Cities are marvelous places. In a relatively small geographical space, they offer a wide variety of goods, services and diversions that are absent in small towns and rural areas.

Cities are marvelous places. In a relatively small geographical space, they offer a wide variety of goods, services and diversions that are absent in small towns and rural areas.

However, cities giveth and cities taketh away. In exchange for what they provide, cities make what would be otherwise very simple things much more complicated.

Just driving to work in rush hour can produce intense frustration. Walking alone to your car at night can be a frightening experience. Dealing with traffic noise can be challenging. Putting so many people in one place often creates isolation rather than connection. Many of us cannot name our neighbours and know little or nothing about their lives.
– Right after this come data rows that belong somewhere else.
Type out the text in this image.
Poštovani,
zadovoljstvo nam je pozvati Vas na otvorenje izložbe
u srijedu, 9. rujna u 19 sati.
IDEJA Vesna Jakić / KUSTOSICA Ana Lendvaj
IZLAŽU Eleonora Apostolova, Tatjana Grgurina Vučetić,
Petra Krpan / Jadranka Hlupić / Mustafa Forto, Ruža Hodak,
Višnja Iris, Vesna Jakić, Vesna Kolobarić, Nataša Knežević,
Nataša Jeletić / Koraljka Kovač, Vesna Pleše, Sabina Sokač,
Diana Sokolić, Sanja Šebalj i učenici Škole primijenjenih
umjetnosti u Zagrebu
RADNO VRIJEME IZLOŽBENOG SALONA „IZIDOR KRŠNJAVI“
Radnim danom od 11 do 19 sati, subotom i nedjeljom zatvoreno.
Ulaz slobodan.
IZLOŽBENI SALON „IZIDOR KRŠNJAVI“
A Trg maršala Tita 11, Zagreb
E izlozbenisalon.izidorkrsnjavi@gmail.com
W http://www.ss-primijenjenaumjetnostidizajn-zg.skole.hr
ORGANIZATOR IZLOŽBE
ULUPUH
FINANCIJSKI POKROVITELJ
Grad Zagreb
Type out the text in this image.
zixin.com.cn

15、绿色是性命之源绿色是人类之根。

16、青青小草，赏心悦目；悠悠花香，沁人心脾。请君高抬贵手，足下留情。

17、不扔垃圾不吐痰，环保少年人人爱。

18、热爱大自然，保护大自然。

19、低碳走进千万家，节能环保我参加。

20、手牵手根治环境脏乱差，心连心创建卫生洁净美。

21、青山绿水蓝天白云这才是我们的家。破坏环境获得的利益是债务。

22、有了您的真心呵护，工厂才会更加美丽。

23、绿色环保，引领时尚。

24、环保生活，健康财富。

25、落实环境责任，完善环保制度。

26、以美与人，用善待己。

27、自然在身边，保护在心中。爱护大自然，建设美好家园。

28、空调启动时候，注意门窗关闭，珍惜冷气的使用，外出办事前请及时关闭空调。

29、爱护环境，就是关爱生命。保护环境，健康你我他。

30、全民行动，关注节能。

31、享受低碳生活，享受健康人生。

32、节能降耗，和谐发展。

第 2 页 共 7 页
There is very little most of us as individuals can do about the major challenges of city living.

We can’t do much about traffic jams. Staying off the streets at night does not make crime go away. Those are issues that are better addressed by the politicians we elect to represent our interests. However, all is not lost. There are some very simple things we can do on our own to make life in our city just a little more pleasant.

One of the hallmarks of a city of any size is the number of people walking around at any given time. Sidewalks and pedways are usually quite crowded especially when we are on our way to work or going out for lunch. In essence, this creates a series of human traffic jams as we try to negotiate our way around the crows we encounter. Stop-start walking, bumping into people and being bumped into by people often create unnecessary antagonism toward our fellow citizens.

What can we do to reduce this frustration? The answer is simple — always walk on the right. If you think that won’t really improve our quality of life, just consider it for a while.

How many times have you had to step off the curb to get around a phalanx of oncoming pedestrians who have decided to occupy the entire width of the sidewalk or pedway?

How many times have you had to do a little dance to get around someone who has decided to walk on what really should be your side of the sidewalk? How does that make you feel when it happens several times a day?

Walking only on the right, would make our city a better place to live.